What do you guys sing to your (or other people’s) kids? Please share in the comments.
Hi – What a great idea for an article! I have two things to add:
1) I sang Rock a Bye Baby to all three of my children…but…changed the words! I had read that falling is a baby’s number one fear – so the words: “down will come baby, cradle and all” seemed too cruel. My revised version is simple: “when the bow breaks, the cradle will fall, but mommy will catch you, cradle and all!”

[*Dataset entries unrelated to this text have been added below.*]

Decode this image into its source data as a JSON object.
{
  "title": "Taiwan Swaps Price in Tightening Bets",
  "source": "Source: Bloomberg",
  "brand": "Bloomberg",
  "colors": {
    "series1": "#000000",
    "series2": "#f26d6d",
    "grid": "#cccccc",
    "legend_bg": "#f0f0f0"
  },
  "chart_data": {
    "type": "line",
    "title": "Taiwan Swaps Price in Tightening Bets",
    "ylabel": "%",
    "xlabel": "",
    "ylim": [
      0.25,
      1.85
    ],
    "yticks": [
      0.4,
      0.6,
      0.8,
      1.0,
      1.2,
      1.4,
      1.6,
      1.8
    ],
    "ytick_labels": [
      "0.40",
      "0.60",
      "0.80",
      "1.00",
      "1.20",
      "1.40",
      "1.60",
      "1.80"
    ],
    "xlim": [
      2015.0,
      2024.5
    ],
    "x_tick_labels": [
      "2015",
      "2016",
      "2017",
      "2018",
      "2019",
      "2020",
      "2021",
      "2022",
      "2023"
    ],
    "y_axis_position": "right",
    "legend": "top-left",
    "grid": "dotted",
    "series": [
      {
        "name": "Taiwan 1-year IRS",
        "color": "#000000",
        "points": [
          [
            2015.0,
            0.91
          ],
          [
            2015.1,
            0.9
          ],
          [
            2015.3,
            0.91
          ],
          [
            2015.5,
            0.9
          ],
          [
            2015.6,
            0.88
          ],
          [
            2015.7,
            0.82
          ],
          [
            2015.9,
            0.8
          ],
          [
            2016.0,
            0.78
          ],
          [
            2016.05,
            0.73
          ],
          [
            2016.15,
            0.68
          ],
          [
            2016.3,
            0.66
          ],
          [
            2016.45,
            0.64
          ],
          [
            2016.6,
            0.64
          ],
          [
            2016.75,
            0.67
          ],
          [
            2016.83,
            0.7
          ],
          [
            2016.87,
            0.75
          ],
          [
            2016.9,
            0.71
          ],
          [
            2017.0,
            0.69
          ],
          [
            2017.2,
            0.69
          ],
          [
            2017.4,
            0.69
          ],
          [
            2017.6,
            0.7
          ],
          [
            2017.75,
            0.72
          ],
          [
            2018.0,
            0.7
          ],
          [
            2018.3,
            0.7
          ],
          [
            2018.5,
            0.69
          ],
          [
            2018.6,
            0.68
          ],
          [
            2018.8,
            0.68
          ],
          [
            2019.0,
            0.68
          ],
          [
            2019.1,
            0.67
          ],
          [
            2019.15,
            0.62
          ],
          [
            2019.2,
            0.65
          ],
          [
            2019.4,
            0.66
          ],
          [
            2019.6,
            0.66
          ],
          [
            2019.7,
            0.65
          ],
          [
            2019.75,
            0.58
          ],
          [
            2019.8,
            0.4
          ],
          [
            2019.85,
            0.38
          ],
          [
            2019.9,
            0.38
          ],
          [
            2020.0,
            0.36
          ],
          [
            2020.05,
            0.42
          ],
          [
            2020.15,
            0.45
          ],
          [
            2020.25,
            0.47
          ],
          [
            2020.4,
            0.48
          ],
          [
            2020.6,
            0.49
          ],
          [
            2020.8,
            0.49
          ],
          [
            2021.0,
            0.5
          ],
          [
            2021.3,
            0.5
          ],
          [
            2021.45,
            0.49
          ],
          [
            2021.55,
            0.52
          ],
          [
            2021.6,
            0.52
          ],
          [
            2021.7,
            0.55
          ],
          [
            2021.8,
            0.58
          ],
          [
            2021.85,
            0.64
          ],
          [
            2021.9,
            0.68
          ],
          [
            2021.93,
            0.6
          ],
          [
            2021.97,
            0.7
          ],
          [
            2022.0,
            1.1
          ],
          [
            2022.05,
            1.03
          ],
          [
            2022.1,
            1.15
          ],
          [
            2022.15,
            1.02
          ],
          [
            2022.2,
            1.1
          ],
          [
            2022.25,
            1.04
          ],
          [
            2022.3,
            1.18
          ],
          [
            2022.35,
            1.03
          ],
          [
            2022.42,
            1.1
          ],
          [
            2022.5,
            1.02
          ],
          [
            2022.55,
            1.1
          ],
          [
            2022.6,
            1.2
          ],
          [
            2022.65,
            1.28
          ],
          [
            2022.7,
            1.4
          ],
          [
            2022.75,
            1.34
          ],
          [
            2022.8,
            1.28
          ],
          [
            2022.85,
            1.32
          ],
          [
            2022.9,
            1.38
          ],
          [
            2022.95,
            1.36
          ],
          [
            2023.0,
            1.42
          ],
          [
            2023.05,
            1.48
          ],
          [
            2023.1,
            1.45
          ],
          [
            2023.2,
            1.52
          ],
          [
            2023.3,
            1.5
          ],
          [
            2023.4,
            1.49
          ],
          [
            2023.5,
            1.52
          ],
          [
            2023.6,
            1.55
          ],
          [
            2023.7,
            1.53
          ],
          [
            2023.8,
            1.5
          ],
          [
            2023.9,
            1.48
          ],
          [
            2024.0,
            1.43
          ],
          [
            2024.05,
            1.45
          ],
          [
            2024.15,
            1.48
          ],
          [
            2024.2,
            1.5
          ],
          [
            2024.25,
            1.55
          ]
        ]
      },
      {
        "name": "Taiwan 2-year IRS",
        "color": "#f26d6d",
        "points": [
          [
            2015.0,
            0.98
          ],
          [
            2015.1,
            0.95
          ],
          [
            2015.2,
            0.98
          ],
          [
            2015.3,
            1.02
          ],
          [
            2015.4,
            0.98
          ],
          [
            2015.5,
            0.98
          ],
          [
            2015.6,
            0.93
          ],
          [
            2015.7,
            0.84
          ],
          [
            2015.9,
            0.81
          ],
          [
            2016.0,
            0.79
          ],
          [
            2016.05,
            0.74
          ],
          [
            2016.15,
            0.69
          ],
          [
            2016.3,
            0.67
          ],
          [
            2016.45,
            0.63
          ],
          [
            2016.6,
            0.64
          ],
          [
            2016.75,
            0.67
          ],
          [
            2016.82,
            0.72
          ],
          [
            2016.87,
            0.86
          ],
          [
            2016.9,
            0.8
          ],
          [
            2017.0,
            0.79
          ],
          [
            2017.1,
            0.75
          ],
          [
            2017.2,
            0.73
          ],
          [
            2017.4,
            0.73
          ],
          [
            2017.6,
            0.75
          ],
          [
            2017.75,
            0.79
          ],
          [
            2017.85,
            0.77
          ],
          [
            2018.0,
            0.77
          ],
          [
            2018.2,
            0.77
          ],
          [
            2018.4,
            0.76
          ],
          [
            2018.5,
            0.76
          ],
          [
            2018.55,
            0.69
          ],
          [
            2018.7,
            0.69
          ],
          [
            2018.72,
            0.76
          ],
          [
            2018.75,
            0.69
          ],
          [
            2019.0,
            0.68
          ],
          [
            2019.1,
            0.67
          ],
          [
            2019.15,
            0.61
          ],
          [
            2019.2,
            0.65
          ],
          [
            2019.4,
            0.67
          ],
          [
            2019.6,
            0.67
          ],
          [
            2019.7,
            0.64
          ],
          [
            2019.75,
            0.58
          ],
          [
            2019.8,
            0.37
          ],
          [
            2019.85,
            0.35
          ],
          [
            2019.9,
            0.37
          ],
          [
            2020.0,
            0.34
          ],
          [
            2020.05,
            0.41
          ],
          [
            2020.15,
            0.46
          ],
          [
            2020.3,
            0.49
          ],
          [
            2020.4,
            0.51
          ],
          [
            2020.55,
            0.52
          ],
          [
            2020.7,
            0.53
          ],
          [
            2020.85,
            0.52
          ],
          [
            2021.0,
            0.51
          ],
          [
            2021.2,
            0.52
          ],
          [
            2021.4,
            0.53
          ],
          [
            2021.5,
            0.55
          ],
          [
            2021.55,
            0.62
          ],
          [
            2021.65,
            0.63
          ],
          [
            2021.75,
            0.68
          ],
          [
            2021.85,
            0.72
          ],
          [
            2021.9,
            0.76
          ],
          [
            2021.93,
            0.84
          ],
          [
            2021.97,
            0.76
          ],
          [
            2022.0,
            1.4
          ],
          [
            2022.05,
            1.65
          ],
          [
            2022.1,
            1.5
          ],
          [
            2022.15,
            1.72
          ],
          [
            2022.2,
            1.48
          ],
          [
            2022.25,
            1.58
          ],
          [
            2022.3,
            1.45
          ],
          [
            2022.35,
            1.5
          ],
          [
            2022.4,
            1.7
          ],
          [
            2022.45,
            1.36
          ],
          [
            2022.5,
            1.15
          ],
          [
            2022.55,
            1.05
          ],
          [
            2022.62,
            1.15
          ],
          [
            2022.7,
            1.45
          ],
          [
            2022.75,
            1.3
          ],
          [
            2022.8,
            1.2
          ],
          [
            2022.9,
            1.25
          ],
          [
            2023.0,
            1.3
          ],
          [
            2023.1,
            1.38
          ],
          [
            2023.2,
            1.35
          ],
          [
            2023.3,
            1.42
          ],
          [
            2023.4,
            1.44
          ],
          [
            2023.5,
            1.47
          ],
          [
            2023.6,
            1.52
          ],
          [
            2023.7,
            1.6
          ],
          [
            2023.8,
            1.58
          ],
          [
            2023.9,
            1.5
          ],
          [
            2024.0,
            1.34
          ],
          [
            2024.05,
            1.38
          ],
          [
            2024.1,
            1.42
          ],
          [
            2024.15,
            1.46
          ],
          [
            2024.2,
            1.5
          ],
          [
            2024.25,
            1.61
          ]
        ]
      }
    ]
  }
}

2) I sang Silent Night to my middle son after an excruciating struggle with his recovery from a tonsillectomy. One night, when he just couldn’t settle, I tried every song I knew (and I’m not a singer) and Silent Night did the trick!
I would sing “Sleeping” by Neil Moore from the Simply Music curriculum, which I have taught many hundreds of students. Singing it freshened it for me. I would also sing Brahms’ Lullaby with my own lyrics, which would become more angst-ridden as the night wore on, which begs the question: does the meaning of the lyrics matter when the child is too young to understand them?
Kookaburra Sits in the Old Gum Tree seems like an odd choice – too chirpy, if you’ll pardon the pun – but I would advise people to boycott it after a bloody-minded lawsuit .
Another interesting study would be people’s favourite recorded lullaby.